La dirigeante du peuple de l'eau nageait vers eux.
— Des hommes en grand nombre ont tenté de vous suivre sitôt après votre départ, expliqua-t-elle. Nous les avons interpellés mais ils ont essayé de résister. Nous n'avons eu d'autre choix que de les tuer et de faire prisonniers les survivants. Maintenant, dites-moi... Ces hommes appartiennent-ils aux Fils de Nagir ?
— En effet, approuva Homaï en apercevant le tatouage noir qui ornait l'épaule d'un cadavre non-loin de là.
La grande sirène eut un sourire mi satisfait, mi cruel.
— Parfait, dans ce cas ! Nous allons pouvoir ramener les otages au lac de Basaän, où ils seront exécutés en place publique pour les crimes qu'ils ont commis.
De l'autre côté de la grotte, plusieurs naïades encerclaient les quelques Fils qui étaient toujours en vie et les menaçaient avec de longues lances.
— Je tiens à vous remercier sincèrement pour votre soutien, murmura le Confrère.
— Vous n'avez pas à me remercier, voyageur. Après tout, votre aide nous a également été précieuse. D'ailleurs, vous concernant, je commençais à m'inquiéter : cela fait bien huit heures que vous êtes partis ! En tout cas, j'espère que nos chemins se recroiseront, peut-être au détour d'une cascade ou d'une rivière !
La dirigeante les salua d'un gracieux signe de la main puis lança quelques ordres dans son étrange langue. Tous les êtres de l'eau plongèrent à sa suite et traînèrent les captifs derrière eux, aussi facilement que s'il avait s'agit de poupées de chiffon.
— Nous ferions mieux d'y aller, nous aussi ! s'exclama Chamno. Après tout, nous ne sommes pas encore rentrés à la forêt de Dauthas...
— Certes, mais tout devrait bien se passer à présent, puisque les sirènes se sont chargées d'éliminer les Fils qui nous attendaient de pied ferme ! renchérit la Consœur.
Ils rirent tous et se mirent en route vers les falaises de Ciatra, qui jouxtaient la ville portuaire d'Arkeona. Ils devaient y récupérer les chevaux avant de se mettre en route vers la verdoyante région d'Ysana.

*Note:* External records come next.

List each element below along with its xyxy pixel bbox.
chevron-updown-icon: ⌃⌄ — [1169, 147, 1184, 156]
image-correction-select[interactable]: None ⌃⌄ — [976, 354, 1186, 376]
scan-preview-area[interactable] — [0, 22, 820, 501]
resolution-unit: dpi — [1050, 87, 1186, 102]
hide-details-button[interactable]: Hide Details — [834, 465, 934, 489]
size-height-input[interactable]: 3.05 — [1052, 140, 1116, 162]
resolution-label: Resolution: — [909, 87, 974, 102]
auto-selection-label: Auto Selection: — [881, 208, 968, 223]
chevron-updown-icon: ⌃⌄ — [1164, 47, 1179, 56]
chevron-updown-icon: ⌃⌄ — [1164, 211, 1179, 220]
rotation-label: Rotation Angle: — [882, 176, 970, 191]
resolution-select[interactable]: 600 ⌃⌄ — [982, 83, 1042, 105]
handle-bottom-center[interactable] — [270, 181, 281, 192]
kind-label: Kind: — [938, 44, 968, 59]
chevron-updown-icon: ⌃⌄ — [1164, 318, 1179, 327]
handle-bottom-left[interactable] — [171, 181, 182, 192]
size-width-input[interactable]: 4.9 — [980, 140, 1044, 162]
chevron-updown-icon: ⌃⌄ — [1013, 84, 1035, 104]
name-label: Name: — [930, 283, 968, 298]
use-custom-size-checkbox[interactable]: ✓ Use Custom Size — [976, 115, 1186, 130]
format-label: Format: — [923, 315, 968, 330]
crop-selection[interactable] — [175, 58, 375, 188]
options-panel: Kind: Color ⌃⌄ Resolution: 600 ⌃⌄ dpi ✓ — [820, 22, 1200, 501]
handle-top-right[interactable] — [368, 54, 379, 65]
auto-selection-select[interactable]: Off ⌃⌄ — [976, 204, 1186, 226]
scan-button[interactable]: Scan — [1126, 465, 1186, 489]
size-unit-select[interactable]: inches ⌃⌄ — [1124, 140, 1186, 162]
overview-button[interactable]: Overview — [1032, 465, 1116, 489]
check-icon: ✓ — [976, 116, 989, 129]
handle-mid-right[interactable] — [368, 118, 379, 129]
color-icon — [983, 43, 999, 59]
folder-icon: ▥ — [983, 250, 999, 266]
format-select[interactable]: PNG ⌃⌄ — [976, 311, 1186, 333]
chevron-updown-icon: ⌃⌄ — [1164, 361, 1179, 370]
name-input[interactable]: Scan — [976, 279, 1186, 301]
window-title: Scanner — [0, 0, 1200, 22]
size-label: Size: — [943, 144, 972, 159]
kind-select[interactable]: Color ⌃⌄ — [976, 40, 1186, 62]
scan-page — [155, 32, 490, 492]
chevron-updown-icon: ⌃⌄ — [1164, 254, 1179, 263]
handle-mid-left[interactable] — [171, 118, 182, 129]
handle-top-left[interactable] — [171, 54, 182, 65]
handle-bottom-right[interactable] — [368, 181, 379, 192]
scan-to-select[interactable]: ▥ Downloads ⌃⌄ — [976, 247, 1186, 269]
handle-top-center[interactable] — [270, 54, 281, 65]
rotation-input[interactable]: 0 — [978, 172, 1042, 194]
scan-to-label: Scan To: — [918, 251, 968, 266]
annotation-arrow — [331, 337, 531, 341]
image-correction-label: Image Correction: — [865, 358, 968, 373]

Ils quittèrent la grande cité par sa porte Sud environ une heure plus tard et se dirigèrent vers la contrée des lacs d'Ethoveth, effectuant le même trajet que celui suivi par Makis et Shamë près de deux semaines auparavant. Les contours d'Arkeona s'estompèrent lentement derrière eux, ainsi que la côte maritime. Les cinq voyageurs étaient sereins et confiants : ils étaient en possession du Sceau et la région n'était pas réputée pour ses attaques de brigands. Tout semblait donc leur sourire pour effectuer un retour calme.
Pourtant, moins d'une heure après leur départ et alors qu'ils chevauchaient le long d'un bosquet à travers champs, une flèche vint se planter dans le flanc de Sauwia. La mage hurla puis perdit connaissance et tomba de son cheval.